I think that the easiest way to do it is with vector calculus. Spherical trigonometry is mathematically equivalent, but it's a nightmare to keep it straight.
You will need to find axis directions X, Y, Z for the planet. Z is the direction of the planet's north pole, X is the direction of its vernal equinox, and Y forms a right-handed triplet with those two: Y = (Z)x(X).
For that, you will need the directions of both the planet's north pole and its orbit's north pole in Earthly coordinates.
The planet's north pole is simple.
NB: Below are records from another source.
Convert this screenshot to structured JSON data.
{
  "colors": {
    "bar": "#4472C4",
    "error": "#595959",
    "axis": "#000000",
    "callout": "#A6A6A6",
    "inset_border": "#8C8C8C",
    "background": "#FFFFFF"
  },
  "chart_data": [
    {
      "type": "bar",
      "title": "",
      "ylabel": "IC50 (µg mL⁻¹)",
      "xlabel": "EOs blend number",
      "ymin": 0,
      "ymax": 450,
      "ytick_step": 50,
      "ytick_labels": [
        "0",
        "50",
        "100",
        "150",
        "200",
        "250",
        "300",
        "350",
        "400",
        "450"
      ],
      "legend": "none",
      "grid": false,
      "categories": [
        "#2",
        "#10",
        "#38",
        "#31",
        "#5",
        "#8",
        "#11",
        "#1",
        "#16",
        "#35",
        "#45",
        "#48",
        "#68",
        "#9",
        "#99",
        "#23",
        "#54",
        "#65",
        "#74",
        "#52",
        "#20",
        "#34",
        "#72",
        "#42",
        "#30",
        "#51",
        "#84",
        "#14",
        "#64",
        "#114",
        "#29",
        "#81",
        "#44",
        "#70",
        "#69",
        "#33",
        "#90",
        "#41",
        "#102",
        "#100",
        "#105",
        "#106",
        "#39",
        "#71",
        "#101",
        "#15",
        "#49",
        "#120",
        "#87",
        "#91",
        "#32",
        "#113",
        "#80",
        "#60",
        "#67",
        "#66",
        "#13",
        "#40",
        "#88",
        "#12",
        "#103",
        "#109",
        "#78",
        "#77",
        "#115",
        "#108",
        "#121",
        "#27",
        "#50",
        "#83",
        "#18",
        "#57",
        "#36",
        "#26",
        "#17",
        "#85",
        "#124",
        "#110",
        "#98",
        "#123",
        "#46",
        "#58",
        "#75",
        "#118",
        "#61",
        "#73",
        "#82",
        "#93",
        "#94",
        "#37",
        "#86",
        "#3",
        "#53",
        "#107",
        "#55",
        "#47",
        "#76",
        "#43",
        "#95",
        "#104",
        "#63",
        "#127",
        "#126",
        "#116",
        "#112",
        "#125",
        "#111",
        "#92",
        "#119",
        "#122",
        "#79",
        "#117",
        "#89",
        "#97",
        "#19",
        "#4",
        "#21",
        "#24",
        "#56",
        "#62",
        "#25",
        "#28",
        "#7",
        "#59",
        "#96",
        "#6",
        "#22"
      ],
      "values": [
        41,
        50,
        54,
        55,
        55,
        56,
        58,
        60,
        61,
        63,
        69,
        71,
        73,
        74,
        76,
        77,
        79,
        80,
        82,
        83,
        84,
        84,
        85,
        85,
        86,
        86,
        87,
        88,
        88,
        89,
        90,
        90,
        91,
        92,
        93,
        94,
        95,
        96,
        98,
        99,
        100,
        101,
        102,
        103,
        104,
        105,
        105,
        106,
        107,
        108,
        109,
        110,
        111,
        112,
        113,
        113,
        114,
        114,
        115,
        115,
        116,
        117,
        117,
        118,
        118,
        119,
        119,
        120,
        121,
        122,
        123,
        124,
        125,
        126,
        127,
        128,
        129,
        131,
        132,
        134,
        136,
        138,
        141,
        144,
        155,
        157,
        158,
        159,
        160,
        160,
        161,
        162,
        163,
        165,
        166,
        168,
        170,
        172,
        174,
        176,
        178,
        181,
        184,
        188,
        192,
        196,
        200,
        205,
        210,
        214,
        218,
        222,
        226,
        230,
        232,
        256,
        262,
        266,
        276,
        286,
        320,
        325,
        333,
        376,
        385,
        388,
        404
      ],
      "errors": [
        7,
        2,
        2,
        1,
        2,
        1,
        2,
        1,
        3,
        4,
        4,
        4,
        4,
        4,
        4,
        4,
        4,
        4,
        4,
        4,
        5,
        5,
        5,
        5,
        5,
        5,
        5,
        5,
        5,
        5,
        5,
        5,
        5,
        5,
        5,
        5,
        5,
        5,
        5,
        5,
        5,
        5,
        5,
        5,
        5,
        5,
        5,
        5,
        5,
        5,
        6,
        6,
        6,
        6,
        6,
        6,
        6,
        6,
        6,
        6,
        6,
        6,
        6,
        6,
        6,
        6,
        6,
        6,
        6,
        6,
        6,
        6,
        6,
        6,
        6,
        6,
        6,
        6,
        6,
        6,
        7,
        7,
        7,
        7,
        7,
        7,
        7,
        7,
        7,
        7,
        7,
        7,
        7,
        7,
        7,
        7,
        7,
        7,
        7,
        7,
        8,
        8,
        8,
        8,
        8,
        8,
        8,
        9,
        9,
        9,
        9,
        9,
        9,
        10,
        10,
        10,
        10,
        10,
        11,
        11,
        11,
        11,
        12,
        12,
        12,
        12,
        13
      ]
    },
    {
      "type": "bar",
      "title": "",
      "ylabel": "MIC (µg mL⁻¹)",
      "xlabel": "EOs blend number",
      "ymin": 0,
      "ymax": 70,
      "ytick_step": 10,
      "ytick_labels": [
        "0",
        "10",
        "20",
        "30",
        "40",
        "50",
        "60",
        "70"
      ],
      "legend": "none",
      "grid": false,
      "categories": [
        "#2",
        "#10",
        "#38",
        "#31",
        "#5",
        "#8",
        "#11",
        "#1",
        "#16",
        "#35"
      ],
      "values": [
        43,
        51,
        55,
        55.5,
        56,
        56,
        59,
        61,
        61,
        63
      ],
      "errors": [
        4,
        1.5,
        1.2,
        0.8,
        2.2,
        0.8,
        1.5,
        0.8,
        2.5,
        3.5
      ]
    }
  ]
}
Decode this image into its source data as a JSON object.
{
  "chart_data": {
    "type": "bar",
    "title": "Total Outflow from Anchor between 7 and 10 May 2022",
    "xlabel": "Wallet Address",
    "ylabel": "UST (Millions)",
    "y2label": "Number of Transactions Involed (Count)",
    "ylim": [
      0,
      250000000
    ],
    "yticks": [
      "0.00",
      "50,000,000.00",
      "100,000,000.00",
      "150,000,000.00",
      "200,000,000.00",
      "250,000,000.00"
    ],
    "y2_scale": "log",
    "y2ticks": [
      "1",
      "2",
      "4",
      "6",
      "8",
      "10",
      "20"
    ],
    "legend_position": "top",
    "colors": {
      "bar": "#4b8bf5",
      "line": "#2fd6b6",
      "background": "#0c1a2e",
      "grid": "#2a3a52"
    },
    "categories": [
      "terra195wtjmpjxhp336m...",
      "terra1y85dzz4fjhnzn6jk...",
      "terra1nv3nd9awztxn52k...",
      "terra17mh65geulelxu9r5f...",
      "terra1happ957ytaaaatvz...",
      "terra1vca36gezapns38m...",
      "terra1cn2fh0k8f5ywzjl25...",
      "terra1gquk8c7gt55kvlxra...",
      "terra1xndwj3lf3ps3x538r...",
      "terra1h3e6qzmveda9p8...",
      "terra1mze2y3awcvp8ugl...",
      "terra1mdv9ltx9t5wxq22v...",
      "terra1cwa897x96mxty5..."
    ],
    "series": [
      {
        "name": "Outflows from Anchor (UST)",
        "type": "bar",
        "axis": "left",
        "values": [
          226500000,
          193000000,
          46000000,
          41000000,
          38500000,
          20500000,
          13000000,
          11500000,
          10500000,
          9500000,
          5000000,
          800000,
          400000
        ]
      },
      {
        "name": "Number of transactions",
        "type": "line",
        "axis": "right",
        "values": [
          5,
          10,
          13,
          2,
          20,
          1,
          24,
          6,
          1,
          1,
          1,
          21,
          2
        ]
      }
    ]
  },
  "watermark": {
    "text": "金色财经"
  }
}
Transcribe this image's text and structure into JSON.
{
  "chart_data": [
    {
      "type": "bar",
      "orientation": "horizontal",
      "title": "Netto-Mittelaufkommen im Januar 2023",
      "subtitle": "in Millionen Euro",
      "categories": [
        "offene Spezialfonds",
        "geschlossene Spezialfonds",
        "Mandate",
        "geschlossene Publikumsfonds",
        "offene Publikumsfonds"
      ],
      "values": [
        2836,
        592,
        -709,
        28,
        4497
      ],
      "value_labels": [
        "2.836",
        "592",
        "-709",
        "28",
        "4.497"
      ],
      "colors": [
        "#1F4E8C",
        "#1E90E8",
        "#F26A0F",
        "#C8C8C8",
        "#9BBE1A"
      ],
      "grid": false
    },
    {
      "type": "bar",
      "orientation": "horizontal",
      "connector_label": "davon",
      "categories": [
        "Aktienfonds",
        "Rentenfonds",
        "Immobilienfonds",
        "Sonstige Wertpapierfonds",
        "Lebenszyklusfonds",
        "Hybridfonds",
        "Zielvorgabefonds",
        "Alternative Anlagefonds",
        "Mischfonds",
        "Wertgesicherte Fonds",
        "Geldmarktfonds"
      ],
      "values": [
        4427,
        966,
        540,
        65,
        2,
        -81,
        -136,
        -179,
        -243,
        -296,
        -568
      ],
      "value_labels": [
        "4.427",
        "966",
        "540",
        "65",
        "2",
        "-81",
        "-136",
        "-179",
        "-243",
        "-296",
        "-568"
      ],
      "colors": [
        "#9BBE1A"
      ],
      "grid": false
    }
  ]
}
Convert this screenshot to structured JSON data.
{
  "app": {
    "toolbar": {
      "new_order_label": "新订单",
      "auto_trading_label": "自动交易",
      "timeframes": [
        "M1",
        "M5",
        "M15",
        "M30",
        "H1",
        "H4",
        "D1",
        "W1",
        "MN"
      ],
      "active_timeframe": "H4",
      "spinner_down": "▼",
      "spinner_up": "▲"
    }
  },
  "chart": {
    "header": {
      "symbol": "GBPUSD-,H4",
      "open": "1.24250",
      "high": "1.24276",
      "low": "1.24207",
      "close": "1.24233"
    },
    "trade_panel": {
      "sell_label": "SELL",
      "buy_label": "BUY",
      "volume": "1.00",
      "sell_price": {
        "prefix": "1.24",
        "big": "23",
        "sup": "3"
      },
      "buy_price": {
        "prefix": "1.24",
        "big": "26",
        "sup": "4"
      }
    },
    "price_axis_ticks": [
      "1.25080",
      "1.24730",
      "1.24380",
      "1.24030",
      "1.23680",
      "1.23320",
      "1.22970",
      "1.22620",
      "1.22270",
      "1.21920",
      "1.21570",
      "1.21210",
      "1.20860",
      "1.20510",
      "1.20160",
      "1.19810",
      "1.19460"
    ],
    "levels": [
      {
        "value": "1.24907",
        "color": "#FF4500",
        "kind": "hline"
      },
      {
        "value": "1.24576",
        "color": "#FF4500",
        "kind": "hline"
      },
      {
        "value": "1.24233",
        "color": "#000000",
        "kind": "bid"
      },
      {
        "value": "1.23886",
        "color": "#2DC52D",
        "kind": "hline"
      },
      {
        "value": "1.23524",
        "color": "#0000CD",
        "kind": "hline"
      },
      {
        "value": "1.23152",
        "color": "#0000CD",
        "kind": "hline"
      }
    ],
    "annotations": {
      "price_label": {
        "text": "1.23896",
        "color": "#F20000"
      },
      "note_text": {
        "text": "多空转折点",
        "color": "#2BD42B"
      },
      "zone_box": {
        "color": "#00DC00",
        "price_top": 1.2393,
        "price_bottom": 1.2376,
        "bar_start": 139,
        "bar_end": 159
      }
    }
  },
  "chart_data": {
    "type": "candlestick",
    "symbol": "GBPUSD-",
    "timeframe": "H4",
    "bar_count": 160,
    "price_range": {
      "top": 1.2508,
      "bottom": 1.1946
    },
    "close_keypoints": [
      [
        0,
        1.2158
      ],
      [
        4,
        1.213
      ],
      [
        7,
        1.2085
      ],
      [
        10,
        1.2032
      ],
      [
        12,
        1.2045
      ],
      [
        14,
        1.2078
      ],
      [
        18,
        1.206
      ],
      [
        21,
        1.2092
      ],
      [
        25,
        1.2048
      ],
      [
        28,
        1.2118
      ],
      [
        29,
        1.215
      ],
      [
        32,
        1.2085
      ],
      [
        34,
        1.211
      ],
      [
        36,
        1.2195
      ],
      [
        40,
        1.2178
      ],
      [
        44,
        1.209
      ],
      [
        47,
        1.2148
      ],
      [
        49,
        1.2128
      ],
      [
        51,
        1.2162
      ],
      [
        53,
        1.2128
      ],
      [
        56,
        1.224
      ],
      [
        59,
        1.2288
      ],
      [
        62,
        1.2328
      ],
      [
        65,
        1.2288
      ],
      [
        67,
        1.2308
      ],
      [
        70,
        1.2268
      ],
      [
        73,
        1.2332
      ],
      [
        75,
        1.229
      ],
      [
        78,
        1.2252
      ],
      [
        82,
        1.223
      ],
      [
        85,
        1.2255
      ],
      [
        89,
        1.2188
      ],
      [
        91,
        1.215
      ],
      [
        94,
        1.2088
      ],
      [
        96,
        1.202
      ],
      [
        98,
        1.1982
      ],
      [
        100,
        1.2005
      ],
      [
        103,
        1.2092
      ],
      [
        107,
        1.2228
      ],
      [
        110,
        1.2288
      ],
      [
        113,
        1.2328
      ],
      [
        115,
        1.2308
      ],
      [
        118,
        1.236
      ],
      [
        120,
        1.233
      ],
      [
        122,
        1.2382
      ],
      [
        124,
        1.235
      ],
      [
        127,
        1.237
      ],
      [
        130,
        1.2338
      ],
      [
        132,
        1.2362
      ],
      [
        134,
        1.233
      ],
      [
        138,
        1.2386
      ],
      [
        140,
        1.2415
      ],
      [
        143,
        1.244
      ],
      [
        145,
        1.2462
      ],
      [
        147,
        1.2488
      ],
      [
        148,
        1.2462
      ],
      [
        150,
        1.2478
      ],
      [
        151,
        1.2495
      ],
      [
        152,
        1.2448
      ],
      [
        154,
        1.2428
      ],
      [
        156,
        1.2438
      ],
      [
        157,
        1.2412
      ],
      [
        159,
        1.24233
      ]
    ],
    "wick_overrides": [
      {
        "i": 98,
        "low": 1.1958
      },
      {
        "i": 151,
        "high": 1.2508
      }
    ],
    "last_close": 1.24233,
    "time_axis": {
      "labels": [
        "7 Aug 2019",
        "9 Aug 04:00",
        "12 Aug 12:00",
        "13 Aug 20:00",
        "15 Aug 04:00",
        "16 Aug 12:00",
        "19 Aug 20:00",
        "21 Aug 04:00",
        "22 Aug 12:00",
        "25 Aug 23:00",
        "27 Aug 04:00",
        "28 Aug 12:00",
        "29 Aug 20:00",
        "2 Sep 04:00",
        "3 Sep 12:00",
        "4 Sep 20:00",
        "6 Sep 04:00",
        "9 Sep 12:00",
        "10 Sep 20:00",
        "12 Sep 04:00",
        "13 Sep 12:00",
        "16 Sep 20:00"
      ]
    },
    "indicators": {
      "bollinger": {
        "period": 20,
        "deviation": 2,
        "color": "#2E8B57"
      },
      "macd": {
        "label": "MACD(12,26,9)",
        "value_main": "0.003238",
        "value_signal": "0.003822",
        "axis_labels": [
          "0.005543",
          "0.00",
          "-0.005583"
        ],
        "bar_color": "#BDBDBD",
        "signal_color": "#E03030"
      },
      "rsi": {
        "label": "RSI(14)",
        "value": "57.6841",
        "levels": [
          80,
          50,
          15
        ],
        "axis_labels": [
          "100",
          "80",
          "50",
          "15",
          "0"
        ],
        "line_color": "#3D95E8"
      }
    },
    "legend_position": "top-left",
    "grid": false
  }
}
You can usually find it as right ascension (α) and declination (δ), the celestial version of Earthly longitude and latitude.
$$ Z(planet) = \{ \cos \delta \cos \alpha, \cos \delta \sin \alpha, \sin \delta \} $$
The orbit's north pole is more complicated. It's often given in the Earth's ecliptic coordinates, and indirectly, from the orbit's inclination and ascending-node longitude.
$$ Z(planet-orbit) = \{ \sin i \sin \Omega, - \sin i \cos \Omega, \cos i \} $$
To get from the Earth's ecliptic coordinates to its equatorial ones, you need the Earth's obliquity ε:
$$ X(ecliptic) = \{1, 0, 0 \} ,\ Y(ecliptic) = \{0, \cos\varepsilon, \sin\varepsilon \}, Z(ecliptic) = \{0, -\sin\varepsilon, \cos\varepsilon \} $$
To get from ecliptic to equatorial coordinates, you must do
$$ Z(PO-equatorial) = Z(PO-ecl,1) X(ecliptic) + Z(PO-ecl,2) Y(ecliptic) + Z(PO-ecl,3) Z(ecliptic) $$
where the 1, 2, and 3, are the three components of Z(PO-ecl) = Z(planet-orbit-ecliptic).
Once you have that, then
$$ X(planet) \sin\varepsilon(planet) = Z(planet-orbit) \times Z(planet) ,\ Y(planet) = Z(planet) \times X(planet) $$
So the position in planet coordinates of an object at position n in Earth equatorial coordinates is {n.X(planet), n.Y(planet), n.Z(planet)} and it can be converted to the planet's analog of right ascension and declination if one so desires.